Forced Normalization: Value and Limitations of the Concept
Michael Trimble
Kimford J. Meador
An association between epilepsy and psychosis has been noted since the nineteenth century (1), but the mechanisms underlying this association are still poorly understood. Certain aspects of this relationship are controversial and several factors contribute to this controversy (2). Both epilepsy and psychosis are heterogeneous disorders. The definitions of psychosis and the clinical classification of epilepsy-related psychosis into ictal, postictal, and interictal psychosis are not related to distinct pathophysiologies and similarities between abnormal behaviors in temporal lobe epilepsy, and psychiatric disorders do not necessarily imply similar mechanisms. Finally, both “affinity” and “antagonism” hypotheses have been postulated for the association between epilepsy and psychosis (2). The “affinity” hypothesis is supported by observations of an increased incidence of psychoses in people with epilepsy, especially with temporal lobe epilepsy, and the occurrence of psychosis in the ictal and postictal periods.

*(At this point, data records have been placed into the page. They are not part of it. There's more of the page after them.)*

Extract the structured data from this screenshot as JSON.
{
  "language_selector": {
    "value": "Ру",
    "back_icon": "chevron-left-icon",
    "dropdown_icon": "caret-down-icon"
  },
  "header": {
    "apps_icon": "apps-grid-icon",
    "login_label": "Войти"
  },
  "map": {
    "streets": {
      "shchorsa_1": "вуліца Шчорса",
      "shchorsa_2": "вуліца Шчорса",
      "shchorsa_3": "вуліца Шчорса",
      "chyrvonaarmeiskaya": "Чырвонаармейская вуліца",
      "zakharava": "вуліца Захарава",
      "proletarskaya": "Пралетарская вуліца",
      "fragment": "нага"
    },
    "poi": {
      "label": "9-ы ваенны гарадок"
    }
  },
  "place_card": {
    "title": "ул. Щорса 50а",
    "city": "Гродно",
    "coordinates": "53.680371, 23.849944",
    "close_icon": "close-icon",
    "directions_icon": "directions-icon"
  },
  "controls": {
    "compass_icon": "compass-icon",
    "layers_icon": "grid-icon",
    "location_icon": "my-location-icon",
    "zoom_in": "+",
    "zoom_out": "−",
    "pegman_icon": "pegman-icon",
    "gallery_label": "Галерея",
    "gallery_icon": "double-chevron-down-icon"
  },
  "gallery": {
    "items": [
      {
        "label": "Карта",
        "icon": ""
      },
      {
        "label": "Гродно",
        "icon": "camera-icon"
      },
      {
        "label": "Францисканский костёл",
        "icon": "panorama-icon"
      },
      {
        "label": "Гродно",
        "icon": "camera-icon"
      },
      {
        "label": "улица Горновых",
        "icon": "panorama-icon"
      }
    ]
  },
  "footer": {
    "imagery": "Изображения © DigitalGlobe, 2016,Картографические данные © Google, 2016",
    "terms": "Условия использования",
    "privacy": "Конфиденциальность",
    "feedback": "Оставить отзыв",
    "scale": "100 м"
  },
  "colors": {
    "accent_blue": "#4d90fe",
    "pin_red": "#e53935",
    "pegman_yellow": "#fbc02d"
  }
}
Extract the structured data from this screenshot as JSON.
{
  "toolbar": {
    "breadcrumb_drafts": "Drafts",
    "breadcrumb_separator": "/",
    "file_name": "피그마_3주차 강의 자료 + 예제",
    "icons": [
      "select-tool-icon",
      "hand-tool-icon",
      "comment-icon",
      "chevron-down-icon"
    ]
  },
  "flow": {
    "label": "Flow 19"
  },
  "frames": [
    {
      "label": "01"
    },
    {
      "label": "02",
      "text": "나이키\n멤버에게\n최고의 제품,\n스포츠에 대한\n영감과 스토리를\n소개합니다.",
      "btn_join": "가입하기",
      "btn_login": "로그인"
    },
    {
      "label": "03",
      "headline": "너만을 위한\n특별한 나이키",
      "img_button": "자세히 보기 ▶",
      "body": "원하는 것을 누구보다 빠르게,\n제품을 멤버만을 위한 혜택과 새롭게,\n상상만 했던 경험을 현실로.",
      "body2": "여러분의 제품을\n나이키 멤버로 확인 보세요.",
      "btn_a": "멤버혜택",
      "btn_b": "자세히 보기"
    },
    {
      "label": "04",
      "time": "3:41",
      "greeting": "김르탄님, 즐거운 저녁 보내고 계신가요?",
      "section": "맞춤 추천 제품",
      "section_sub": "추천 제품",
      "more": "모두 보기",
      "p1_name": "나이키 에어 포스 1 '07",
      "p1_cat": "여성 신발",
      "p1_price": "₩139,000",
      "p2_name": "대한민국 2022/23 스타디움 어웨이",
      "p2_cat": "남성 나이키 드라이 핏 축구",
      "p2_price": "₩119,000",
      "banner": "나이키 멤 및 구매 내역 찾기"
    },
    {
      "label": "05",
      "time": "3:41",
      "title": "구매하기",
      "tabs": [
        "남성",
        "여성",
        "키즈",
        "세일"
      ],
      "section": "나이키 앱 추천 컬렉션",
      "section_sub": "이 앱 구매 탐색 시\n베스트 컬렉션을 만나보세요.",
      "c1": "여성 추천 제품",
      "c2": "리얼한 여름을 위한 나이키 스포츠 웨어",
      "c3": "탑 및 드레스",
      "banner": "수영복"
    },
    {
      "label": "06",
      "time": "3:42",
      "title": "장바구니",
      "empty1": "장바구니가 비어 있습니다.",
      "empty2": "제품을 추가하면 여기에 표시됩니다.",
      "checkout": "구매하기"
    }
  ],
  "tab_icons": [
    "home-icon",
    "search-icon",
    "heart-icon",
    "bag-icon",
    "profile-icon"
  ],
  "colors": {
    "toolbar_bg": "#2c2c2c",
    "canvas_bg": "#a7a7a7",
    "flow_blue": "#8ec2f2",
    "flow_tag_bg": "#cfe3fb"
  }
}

The “antagonism” hypothesis is supported by some epidemiological observations that seizures were observed infrequently in some psychiatric populations, and that epilepsy seemed to have a better prognosis in the presence of psychosis. These observations, and the observations on certain psychotic patients whose psychosis remitted after a seizure, led (3) to the introduction of convulsive therapy for the treatment of schizophrenia (3). However, any comprehensive explanation of the relation between epilepsy and psychosis must explain the paradox that features of both affinity and antagonism can occur.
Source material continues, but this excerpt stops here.